July 31, 2015: We had our last trailer visit. It was for six days, but only Giselle was able to stay for the whole time. Peter was very weak, almost helpless and in constant pain after his twice daily trips to Healthcare and being made to get in his wheelchair for the count.
From Giselle Dias:
“Our last PFV (Private Family Visit) was 6 days and unfortunately they tried to kick me out at 8am on the 4th day with only 10 minutes notice. I was able to convey to the Keeper that I was allowed to be in the PFV as they had cleared me as part of his ‘family’. I also talked to the Keeper about showing some ‘compassion’ as it was likely the last time that Peter would have time with loved ones. After an hour and a half, the Keeper allowed me to stay for the remaining PFV. Unfortunately, the stress of the situation caused Peter significant pain that day. In fact, it was the most pain that I had ever seen him in. I think it reinforces all our concerns that the amount of stress Peter was under (because of the lack of care) caused him to deteriorate more quickly.

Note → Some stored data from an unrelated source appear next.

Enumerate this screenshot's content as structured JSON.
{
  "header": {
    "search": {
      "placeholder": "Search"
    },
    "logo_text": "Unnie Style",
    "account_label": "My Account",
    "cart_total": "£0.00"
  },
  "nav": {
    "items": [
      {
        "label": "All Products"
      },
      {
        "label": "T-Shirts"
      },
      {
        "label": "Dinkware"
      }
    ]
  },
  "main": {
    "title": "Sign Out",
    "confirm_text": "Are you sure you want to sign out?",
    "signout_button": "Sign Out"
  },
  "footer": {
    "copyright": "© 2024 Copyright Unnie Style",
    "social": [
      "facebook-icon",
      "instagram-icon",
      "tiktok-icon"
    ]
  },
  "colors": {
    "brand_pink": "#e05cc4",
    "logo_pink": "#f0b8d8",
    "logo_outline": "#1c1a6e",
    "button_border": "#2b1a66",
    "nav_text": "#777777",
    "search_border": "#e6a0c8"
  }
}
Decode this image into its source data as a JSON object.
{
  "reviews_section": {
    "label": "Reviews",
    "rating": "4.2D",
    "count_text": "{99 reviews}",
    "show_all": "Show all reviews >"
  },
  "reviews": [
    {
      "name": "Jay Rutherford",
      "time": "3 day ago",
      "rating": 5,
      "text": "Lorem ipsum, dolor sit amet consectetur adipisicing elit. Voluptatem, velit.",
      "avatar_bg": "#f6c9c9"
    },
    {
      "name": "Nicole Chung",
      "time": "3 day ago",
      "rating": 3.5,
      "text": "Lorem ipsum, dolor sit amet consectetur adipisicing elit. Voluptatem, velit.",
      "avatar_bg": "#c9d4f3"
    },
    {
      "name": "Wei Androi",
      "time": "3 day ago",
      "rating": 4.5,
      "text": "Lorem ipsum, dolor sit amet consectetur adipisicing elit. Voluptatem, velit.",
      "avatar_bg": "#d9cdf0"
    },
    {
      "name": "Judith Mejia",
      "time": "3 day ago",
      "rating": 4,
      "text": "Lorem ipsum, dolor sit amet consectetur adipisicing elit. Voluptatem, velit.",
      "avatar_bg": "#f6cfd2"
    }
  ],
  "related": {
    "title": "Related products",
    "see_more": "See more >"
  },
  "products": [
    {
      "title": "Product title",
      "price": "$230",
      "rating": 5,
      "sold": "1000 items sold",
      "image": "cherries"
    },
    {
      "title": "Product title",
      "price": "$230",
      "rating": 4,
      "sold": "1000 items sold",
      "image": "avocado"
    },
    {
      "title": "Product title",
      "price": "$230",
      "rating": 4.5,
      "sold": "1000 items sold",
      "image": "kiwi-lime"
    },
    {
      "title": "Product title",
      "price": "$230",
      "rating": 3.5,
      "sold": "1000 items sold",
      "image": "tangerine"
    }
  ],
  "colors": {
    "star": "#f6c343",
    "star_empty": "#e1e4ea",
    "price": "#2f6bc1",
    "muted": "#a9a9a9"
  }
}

“Adam (Peter’s care taker) said that Peter had felt the best he had seen him in a long time on Thursday after the PFV (August 6th).
“Friday (August 7th) Peter went for a radiation treatment. Friday night he was really hot and brought an extra fan into his room.
“Saturday (August 8th) Peter woke up and could barely talk.
“Monday (August 10th, Prisoners Justice Day) he was in a lot of pain, could barely talk and was quite weak.
“Tuesday at 3:30AM he called another prisoner for help. They couldn’t reach the guards for 30 minutes. At 4am the guards said he would need to wait until Healthcare staff came in. At 7:30AM they put him in an ambulance.
“Wednesday, August 12th at 3PM we received notice that Peter had taken a turn for the worse and the prison was ‘unable’ to make arrangements for our visit that night. They requested that we call in the morning to make visiting arrangements. By the time Rob called in the morning Peter had already passed away.”
August 6, 2015: Letter from the Parole Board
“Having found that your risk remains undue, the Board is denying Full Parole.”
August 11, 2015: Peter was taken from Bath Institution to the Millhaven Palliative Care unit.
August 13, 2015, about 2am: R.I.P. Peter.